The interaction between model serving and parallelism is important. Model serving-inference-server-multi-model-serving) systems like Triton or vLLM handle a lot of the parallelism complexity for you. They can automatically choose parallelism strategies based on your hardware and model. Using these tools can save you months of engineering effort compared to building parallelism from scratch. The tradeoff is less control over optimization.
The emerging techniques in inference parallelism are worth following. Speculative decoding uses one model to generate candidate tokens, then verifies them with another model in parallel. Continuous batching allows new requests to start processing before previous requests finish. Disaggregated prefill and decode separate these stages and run them on separate GPUs. These techniques provide order-of-magnitude improvements in throughput.
The relationship between data parallelism and tensor parallelism is worth understanding. Data parallelism is easier to implement but might not be sufficient if the model doesn't fit in a single GPU. Tensor parallelism fits larger models but introduces communication overhead. Sometimes you use both: data parallelism for handling multiple requests and tensor parallelism for handling large models. The combination requires careful orchestration.
The cloud infrastructure implications of multi-GPU inference are worth considering.

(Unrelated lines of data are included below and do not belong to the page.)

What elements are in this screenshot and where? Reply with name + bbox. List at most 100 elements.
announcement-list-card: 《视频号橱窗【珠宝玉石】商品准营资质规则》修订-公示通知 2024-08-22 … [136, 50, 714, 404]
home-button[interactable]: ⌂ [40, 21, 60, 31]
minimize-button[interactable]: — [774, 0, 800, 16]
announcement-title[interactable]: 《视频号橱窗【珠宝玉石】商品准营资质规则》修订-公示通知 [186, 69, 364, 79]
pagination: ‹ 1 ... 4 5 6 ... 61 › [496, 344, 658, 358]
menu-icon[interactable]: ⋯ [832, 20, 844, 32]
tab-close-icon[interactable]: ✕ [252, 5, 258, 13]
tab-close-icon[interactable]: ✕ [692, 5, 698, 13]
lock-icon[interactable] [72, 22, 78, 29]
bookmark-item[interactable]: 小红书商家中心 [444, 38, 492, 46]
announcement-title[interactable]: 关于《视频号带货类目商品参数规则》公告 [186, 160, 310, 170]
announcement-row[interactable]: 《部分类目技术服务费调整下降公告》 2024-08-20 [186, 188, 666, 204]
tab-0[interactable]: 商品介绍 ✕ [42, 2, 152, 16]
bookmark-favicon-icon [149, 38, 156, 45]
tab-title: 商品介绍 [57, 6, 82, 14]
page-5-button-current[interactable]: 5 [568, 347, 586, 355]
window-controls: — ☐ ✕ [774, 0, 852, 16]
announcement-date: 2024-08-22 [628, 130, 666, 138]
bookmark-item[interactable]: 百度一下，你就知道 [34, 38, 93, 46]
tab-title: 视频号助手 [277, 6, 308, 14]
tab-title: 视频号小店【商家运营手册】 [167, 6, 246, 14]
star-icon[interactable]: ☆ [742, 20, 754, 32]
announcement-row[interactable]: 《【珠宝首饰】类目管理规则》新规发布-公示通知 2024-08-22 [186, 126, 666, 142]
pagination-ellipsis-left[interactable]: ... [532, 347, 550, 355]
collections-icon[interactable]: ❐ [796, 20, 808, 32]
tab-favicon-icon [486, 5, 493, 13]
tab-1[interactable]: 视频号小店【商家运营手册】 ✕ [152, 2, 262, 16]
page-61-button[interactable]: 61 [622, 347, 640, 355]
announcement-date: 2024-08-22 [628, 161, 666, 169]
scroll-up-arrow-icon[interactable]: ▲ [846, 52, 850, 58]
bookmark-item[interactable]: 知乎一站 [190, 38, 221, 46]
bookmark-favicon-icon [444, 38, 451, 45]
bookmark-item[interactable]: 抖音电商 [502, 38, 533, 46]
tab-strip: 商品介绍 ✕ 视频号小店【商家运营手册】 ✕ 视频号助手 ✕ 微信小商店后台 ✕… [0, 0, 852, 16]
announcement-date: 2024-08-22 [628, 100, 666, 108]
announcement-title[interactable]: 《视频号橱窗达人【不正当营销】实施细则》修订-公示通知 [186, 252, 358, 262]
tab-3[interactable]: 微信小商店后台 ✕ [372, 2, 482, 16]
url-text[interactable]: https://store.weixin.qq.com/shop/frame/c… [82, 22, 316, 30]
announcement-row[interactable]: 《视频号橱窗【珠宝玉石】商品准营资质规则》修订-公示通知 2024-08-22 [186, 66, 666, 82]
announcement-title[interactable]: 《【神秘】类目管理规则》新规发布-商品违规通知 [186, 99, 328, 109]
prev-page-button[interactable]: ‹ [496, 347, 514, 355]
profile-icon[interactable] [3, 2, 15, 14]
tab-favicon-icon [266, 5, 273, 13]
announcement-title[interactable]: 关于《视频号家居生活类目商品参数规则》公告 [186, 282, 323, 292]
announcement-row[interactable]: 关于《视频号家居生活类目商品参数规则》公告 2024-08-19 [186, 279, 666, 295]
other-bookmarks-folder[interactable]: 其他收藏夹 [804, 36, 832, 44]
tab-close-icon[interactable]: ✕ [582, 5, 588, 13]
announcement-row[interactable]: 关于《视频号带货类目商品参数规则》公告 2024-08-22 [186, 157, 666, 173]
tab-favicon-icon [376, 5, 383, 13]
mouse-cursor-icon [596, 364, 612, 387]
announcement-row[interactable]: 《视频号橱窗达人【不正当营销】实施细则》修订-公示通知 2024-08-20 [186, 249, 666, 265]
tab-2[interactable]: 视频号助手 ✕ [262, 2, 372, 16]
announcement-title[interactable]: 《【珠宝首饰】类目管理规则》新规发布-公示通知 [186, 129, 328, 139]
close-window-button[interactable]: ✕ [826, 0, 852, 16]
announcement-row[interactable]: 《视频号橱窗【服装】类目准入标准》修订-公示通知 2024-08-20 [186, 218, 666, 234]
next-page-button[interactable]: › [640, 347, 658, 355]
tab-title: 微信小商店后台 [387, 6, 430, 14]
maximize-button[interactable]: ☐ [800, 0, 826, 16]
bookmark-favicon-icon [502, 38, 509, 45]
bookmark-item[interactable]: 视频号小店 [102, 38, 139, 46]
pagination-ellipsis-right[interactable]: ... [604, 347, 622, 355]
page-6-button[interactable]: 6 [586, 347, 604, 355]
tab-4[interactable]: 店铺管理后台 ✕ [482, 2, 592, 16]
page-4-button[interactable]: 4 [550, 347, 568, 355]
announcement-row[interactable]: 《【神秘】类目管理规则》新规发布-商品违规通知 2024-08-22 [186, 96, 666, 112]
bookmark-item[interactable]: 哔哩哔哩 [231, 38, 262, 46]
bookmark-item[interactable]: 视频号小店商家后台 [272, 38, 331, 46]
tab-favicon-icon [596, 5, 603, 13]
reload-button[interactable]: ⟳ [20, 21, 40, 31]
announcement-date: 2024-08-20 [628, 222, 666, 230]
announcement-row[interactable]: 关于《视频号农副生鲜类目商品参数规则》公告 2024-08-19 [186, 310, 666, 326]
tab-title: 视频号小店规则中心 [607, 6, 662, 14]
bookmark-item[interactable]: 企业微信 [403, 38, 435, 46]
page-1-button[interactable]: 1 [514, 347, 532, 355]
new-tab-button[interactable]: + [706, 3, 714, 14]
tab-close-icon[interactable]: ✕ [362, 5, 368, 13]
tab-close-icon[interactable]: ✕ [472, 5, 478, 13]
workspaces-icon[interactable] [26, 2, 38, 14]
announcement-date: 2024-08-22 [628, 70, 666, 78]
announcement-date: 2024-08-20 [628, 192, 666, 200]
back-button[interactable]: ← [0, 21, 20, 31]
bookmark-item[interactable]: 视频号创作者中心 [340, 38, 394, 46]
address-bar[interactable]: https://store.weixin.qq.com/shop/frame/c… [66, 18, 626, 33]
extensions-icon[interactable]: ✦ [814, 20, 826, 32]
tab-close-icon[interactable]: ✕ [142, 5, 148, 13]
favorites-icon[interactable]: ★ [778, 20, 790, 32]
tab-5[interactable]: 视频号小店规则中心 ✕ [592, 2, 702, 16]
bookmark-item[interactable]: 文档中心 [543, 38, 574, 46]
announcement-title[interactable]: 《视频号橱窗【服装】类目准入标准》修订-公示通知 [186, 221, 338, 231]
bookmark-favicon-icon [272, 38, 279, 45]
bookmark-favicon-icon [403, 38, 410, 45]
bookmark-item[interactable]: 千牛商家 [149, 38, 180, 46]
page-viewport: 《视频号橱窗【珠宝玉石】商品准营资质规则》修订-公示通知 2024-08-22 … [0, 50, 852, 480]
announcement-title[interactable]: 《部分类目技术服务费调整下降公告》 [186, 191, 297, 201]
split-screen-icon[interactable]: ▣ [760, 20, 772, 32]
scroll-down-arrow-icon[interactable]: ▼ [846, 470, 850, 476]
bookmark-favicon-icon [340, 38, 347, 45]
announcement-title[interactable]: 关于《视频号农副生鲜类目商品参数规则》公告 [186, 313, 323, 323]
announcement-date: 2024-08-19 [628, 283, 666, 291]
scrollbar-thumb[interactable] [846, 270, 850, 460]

Running inference on expensive GPU resources requires careful cost management. You might want to pause GPUs when not in use. You might want to share GPUs across models. You might want to burst to larger clusters during peak times. Cloud-native inference requires thinking about elasticity and cost.
The final principle is that parallelism is not the goal; performance and efficiency are the goal. Sometimes the simplest solution is the best. If you can serve your model fast enough on a single GPU, do that. Add parallelism only when it's necessary. This pragmatic approach leads to systems that are simple, understandable, and well-optimized.